Ekonom: Kondisi Finansial BPJS Kesehatan Sudah Dikhawatirkan Banyak Orang Sejak 2018

Sedang Trending 1 minggu yang lalu

TEMPO.CO, Jakarta - Ekonom Universitas Paramadina, Wijayanto Samirin, mengatakan Indonesia tergolong negara paling berani menerapkan universal health coverage dalam jasa BPJS Kesehatan. Dari segi pelayanan bagi masyarakat, kata dia, jasa ini jadi terobosan bagus namun dari sisi finansial membawa tantangan tersendiri.

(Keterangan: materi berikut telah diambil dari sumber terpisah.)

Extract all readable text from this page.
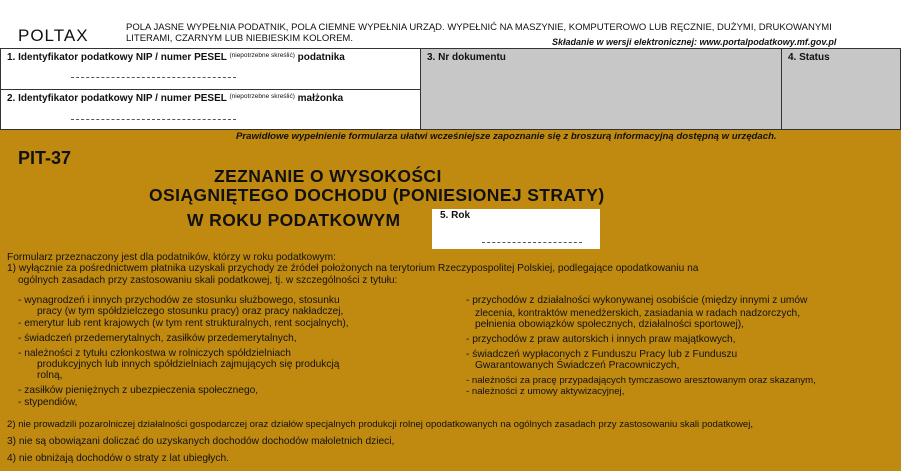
POLTAX	POLA JASNE WYPEŁNIA PODATNIK, POLA CIEMNE WYPEŁNIA URZĄD. WYPEŁNIĆ NA MASZYNIE, KOMPUTEROWO LUB RĘCZNIE, DUŻYMI, DRUKOWANYMI
LITERAMI, CZARNYM LUB NIEBIESKIM KOLOREM.	Składanie w wersji elektronicznej: www.portalpodatkowy.mf.gov.pl
1. Identyfikator podatkowy NIP / numer PESEL $^{(niepotrzebne skreślić)}$ podatnika
2. Identyfikator podatkowy NIP / numer PESEL $^{(niepotrzebne skreślić)}$ małżonka
3. Nr dokumentu	4. Status
Prawidłowe wypełnienie formularza ułatwi wcześniejsze zapoznanie się z broszurą informacyjną dostępną w urzędach.
PIT-37
ZEZNANIE O WYSOKOŚCI
OSIĄGNIĘTEGO DOCHODU (PONIESIONEJ STRATY)
W ROKU PODATKOWYM	5. Rok
Formularz przeznaczony jest dla podatników, którzy w roku podatkowym:
1) wyłącznie za pośrednictwem płatnika uzyskali przychody ze źródeł położonych na terytorium Rzeczypospolitej Polskiej, podlegające opodatkowaniu na
ogólnych zasadach przy zastosowaniu skali podatkowej, tj. w szczególności z tytułu:
- wynagrodzeń i innych przychodów ze stosunku służbowego, stosunku
pracy (w tym spółdzielczego stosunku pracy) oraz pracy nakładczej,
- emerytur lub rent krajowych (w tym rent strukturalnych, rent socjalnych),
- świadczeń przedemerytalnych, zasiłków przedemerytalnych,
- należności z tytułu członkostwa w rolniczych spółdzielniach
produkcyjnych lub innych spółdzielniach zajmujących się produkcją
rolną,
- zasiłków pieniężnych z ubezpieczenia społecznego,
- stypendiów,
- przychodów z działalności wykonywanej osobiście (między innymi z umów
zlecenia, kontraktów menedżerskich, zasiadania w radach nadzorczych,
pełnienia obowiązków społecznych, działalności sportowej),
- przychodów z praw autorskich i innych praw majątkowych,
- świadczeń wypłaconych z Funduszu Pracy lub z Funduszu
Gwarantowanych Świadczeń Pracowniczych,
- należności za pracę przypadających tymczasowo aresztowanym oraz skazanym,
- należności z umowy aktywizacyjnej,
2) nie prowadzili pozarolniczej działalności gospodarczej oraz działów specjalnych produkcji rolnej opodatkowanych na ogólnych zasadach przy zastosowaniu skali podatkowej,
3) nie są obowiązani doliczać do uzyskanych dochodów dochodów małoletnich dzieci,
4) nie obniżają dochodów o straty z lat ubiegłych.
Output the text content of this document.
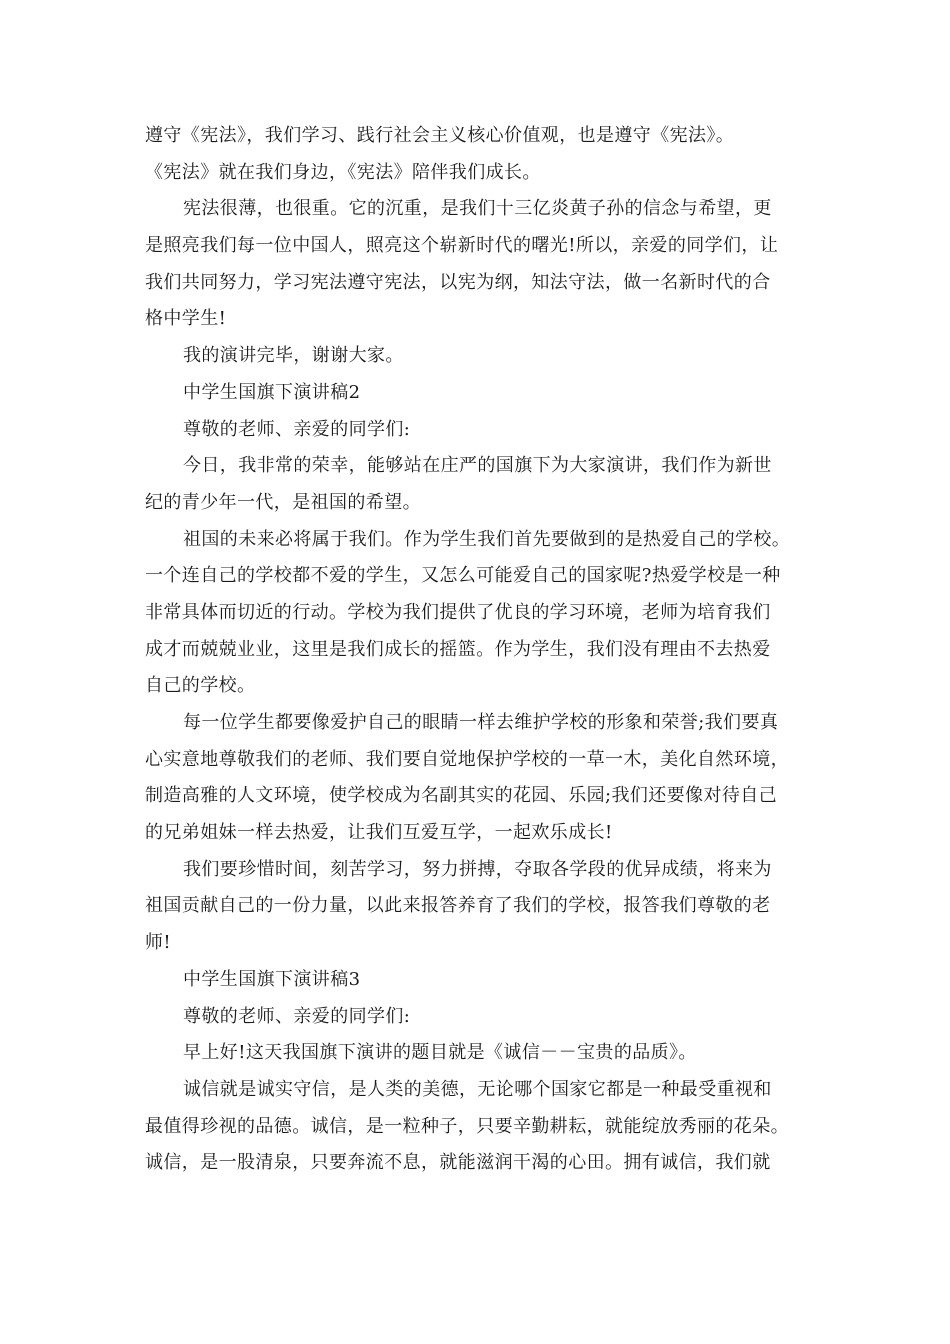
遵守《宪法》，我们学习、践行社会主义核心价值观，也是遵守《宪法》。
《宪法》就在我们身边，《宪法》陪伴我们成长。
宪法很薄，也很重。它的沉重，是我们十三亿炎黄子孙的信念与希望，更
是照亮我们每一位中国人，照亮这个崭新时代的曙光!所以，亲爱的同学们，让
我们共同努力，学习宪法遵守宪法，以宪为纲，知法守法，做一名新时代的合
格中学生!
我的演讲完毕，谢谢大家。
中学生国旗下演讲稿2
尊敬的老师、亲爱的同学们:
今日，我非常的荣幸，能够站在庄严的国旗下为大家演讲，我们作为新世
纪的青少年一代，是祖国的希望。
祖国的未来必将属于我们。作为学生我们首先要做到的是热爱自己的学校。
一个连自己的学校都不爱的学生，又怎么可能爱自己的国家呢?热爱学校是一种
非常具体而切近的行动。学校为我们提供了优良的学习环境，老师为培育我们
成才而兢兢业业，这里是我们成长的摇篮。作为学生，我们没有理由不去热爱
自己的学校。
每一位学生都要像爱护自己的眼睛一样去维护学校的形象和荣誉;我们要真
心实意地尊敬我们的老师、我们要自觉地保护学校的一草一木，美化自然环境，
制造高雅的人文环境，使学校成为名副其实的花园、乐园;我们还要像对待自己
的兄弟姐妹一样去热爱，让我们互爱互学，一起欢乐成长!
我们要珍惜时间，刻苦学习，努力拼搏，夺取各学段的优异成绩，将来为
祖国贡献自己的一份力量，以此来报答养育了我们的学校，报答我们尊敬的老
师!
中学生国旗下演讲稿3
尊敬的老师、亲爱的同学们:
早上好!这天我国旗下演讲的题目就是《诚信－－宝贵的品质》。
诚信就是诚实守信，是人类的美德，无论哪个国家它都是一种最受重视和
最值得珍视的品德。诚信，是一粒种子，只要辛勤耕耘，就能绽放秀丽的花朵。
诚信，是一股清泉，只要奔流不息，就能滋润干渴的心田。拥有诚信，我们就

“Tanpa langkah drastis dan strategis, BPJS Kesehatan melangkah menuju kebangkrutan dan sebenarnya ini sudah dikhawatirkan oleh banyak pihak sejak 2018-an,” kata Wijayanto kepada Tempo, Jumat, 15 November 2024.

Seperti diketahui, Direktur Utama BPJS Kesehatan Ali Ghufron Mukti memperkirakan ada defisit sekitar Rp 20 triliun nan dialami oleh perusahaan. Ghufron mengakui ada kemungkinan kandas bayar akan  dialami oleh BPJS Kesehatan di tahun 2026. 

Mengenai kondisi tersebut, Wijayanto mengatakan BPJS Kesehatan jadi program nan sangat diandalkan masyarkaat. Kualitas jasa nan efektif dan efisien, kata dia, ditambah smasyarakat nan semakin teredukasi bakal haknya, membikin mereka antusias memanfaatkan BPJS Kesehatan.

Menurutnya, dulu surplus BPJS Kesehatan didorong peserta korporasi dan penerima support iuran (PBI). Peserta korporasi, kata dia, rutin iuran namun jarang memanfaatkan lantaran memilih asuransi swasta. Sementara peserta PBI, biaya iuran ditanggung pemerintah namun, menurutnya, jarang memanfaatkan lantaran tidak memahami kewenangan nan bisa digunakan dan kesulitan akses.

“Peserta Mandiri sudah menjadi sumber defisit (sejak dahulu), lantaran banyak moral hazard,” ujar Wijayanto.

Lebih lanjut, kata dia, saat ini peserta PBI makin mengerti haknya dan akses makin mudah, sehingga justru condong mengeksploitasi akomodasi nan menjadi sumber defisit. Sehingga, kata dia perlu ada langkah strategis untuk memperbaiki keahlian finansial BPJS Kesehatan.

Wijayanto juga menilai kenaikan iuran bisa membantu mengurangi defisit. Namun, menurutnya perlu disepakati oleh semua pihak. Sehingga, kata dia, semua peserta dari beragam kelas bisa mengantisipasi dan tidak ada kejutan-kejutan nan menyulitkan. “Kenaikan BPJS, paling tidak kudu bisa meng-cover inflasi,” kata dia.

Wijayanto mengatakan, kondisi nan dialami BPJS Kesehatan memerlukan beragam pengganti solusi. Selain opsi kenaikan iuran, nan memang telah diatur dalam Peraturan Presiden (Perpres) tentang Jaminan Kesehatan, dia menyetujui opsi cost sharing hingga tarif degresif mengurangi defisit. Namun, semuanya perlu dikaji dengan kehati-hatian.